Há pouco mais de 10 anos, uma verdadeira invasão de marcas chinesas acontecia no Brasil. De olho nos cerca de 3 milhões de veículos que o País vendia por ano naquela época, e nas facilidades que o governo brasileiro proporciona às grandes empresas, algumas montadoras da China começaram a pipocar por aqui. Porém, após um breve período, boa parte dessas companhias abandonou o mercado brasileiro de maneira precoce. Com isso, deixando, inclusive, muitos clientes na mão.
Antes de falar da queda, cabe relembrar a ascensão. Muita gente ainda se lembra do Salão do Automóvel de São Paulo de 2012. Ainda sediado no saudoso Pavilhão do Anhembi (Zona Norte da capital paulista), o evento nunca reuniu tantas marcas chinesas em um mesmo espaço. Algumas, apenas para demonstração. Tantas outras, porém, com intenção de vendas ou instalação definitiva no País. Afinal, tratava-se de uma época de desemprego baixo, e que milhares de brasileiros (diziam as estatísticas) deixavam a linha da pobreza. Conclusão, a demanda por carros no ficou em alta e, consequentemente, tornava o Brasil uma terra atrativa.
A frota apresentada no Salão de SP, à época, tinha de montadoras novas, como Haima e Shuanghuan, por exemplo, passando por Changan (que havia abandonado o nome Chana) e chegando até as tradicionais, como JAC e Chery que, respectivamente, levaram o compacto J2 e a dupla Celer, nas carrocerias hatch e sedã.

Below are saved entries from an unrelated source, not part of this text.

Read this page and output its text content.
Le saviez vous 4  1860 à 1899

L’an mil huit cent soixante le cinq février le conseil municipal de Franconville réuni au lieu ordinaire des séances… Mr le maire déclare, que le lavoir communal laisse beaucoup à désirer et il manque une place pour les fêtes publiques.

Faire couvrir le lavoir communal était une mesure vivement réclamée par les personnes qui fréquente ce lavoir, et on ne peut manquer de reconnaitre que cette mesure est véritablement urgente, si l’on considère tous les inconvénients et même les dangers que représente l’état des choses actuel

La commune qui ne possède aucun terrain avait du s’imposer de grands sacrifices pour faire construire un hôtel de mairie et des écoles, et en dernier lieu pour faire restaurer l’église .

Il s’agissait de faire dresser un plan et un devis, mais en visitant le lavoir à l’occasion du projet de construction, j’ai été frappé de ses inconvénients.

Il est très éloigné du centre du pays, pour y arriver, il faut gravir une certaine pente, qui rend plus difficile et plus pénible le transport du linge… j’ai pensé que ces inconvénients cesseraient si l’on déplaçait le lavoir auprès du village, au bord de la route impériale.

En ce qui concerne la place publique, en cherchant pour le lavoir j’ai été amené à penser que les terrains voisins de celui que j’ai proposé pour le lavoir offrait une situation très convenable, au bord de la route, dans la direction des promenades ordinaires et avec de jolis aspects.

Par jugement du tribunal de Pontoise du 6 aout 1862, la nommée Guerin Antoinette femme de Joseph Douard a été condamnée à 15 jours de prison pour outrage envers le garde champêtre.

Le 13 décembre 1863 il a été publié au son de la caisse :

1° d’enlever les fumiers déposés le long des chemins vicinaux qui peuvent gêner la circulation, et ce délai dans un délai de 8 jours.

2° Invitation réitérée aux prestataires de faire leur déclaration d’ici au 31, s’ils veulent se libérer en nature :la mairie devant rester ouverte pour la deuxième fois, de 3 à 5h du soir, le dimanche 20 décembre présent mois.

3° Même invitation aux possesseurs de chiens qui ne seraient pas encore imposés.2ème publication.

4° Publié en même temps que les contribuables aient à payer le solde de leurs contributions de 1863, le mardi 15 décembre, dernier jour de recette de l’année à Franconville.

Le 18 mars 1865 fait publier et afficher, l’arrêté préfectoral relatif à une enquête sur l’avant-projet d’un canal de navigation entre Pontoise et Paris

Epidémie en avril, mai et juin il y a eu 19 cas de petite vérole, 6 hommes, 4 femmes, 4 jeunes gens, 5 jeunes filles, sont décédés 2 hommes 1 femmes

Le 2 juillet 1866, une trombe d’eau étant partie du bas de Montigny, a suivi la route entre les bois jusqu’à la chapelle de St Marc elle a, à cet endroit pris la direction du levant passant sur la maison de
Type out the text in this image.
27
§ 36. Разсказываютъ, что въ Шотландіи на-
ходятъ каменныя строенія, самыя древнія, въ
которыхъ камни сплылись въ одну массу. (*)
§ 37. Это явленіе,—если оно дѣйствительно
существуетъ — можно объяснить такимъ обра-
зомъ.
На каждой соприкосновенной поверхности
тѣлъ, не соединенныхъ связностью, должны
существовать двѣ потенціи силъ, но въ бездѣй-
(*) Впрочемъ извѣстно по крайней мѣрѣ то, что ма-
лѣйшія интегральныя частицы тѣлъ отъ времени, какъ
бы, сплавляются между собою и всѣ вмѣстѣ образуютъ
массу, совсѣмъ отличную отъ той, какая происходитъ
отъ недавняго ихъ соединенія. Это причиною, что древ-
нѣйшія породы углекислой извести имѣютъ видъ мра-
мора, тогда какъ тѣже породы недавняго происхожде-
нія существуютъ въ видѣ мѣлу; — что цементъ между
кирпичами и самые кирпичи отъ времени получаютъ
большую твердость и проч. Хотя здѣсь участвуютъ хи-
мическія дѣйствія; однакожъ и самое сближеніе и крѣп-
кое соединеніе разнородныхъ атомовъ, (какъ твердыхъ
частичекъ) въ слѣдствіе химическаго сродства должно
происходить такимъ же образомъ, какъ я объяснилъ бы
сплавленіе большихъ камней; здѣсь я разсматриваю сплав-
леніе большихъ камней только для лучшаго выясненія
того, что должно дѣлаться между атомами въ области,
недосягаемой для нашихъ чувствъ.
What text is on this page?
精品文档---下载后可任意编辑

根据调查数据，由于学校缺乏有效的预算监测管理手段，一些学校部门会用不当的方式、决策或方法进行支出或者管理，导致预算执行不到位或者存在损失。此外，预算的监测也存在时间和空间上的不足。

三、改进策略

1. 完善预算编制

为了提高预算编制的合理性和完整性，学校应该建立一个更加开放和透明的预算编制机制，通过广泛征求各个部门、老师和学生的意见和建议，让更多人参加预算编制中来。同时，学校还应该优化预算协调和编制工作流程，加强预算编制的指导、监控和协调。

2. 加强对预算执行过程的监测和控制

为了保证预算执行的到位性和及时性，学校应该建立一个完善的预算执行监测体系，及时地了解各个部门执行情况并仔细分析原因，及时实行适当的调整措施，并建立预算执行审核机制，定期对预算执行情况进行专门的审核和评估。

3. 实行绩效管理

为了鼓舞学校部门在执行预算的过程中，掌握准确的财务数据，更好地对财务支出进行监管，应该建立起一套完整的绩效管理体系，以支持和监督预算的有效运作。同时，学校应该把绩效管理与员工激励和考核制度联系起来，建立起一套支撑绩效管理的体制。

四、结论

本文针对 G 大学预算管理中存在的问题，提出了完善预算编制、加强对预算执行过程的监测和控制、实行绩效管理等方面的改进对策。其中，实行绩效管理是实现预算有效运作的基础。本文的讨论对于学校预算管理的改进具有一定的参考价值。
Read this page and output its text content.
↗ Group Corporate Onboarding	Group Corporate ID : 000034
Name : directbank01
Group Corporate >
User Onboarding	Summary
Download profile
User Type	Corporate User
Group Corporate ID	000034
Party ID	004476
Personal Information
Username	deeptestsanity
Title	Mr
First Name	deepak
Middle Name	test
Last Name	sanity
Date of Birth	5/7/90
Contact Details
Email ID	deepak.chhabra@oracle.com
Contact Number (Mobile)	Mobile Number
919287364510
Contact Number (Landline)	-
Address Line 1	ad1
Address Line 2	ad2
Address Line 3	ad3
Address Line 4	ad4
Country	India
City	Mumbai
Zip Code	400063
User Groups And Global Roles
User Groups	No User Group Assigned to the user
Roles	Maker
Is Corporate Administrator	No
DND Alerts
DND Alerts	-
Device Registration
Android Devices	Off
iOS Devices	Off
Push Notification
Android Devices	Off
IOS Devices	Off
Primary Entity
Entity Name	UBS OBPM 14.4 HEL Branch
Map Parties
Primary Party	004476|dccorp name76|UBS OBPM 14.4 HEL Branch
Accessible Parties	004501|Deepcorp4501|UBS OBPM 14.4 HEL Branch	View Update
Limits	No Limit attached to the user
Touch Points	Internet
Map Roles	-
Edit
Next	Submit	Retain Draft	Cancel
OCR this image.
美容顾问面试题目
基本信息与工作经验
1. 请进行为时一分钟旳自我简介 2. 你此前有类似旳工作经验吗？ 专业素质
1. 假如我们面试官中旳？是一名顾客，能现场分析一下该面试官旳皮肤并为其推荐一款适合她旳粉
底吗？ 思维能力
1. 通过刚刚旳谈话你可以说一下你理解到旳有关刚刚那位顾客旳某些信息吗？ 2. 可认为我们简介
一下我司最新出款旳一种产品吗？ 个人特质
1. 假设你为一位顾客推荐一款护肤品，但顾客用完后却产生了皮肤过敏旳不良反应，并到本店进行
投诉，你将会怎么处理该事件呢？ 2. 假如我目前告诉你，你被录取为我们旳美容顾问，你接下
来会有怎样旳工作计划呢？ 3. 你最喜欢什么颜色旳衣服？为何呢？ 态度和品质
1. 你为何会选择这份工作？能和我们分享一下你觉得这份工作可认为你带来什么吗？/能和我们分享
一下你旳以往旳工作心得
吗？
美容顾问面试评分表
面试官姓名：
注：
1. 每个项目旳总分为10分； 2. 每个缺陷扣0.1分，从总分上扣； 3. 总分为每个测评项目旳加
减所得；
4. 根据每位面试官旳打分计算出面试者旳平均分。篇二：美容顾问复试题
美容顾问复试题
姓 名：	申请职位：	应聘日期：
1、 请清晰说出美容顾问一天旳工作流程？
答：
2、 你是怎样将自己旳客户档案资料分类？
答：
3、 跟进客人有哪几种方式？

Aliás, carros chineses na mostra paulista era algo comum desde 2010. Como esquecer o Lifan 320 trajado de joaninha, em 2010? Cafona, engraçadinho, criativo? O fato é que o modelo dividiu opiniões e, atendendo aos objetivos da marca, virou notícia. Muitos o compraram por considerá-lo a cópia chinesa do Mini Cooper.
Declínio
Mas, para começar a falar da derrocada de algumas marcas chinesas, nada como relembrar a própria Lifan. A fabricante teve, é fato, seus dias de glória, com as milhares de unidades vendidas do X60 – que chegou a ser o chinês mais vendido do Brasil, em 2014 -, mas também teve dias de luta. O sedã 620, por exemplo, chegou ao Brasil cheio de pretensão – como querer peitar o Toyota Corolla, por exemplo -, mas caiu no ostracismo e foi deixado de lado pelo público brasileiro.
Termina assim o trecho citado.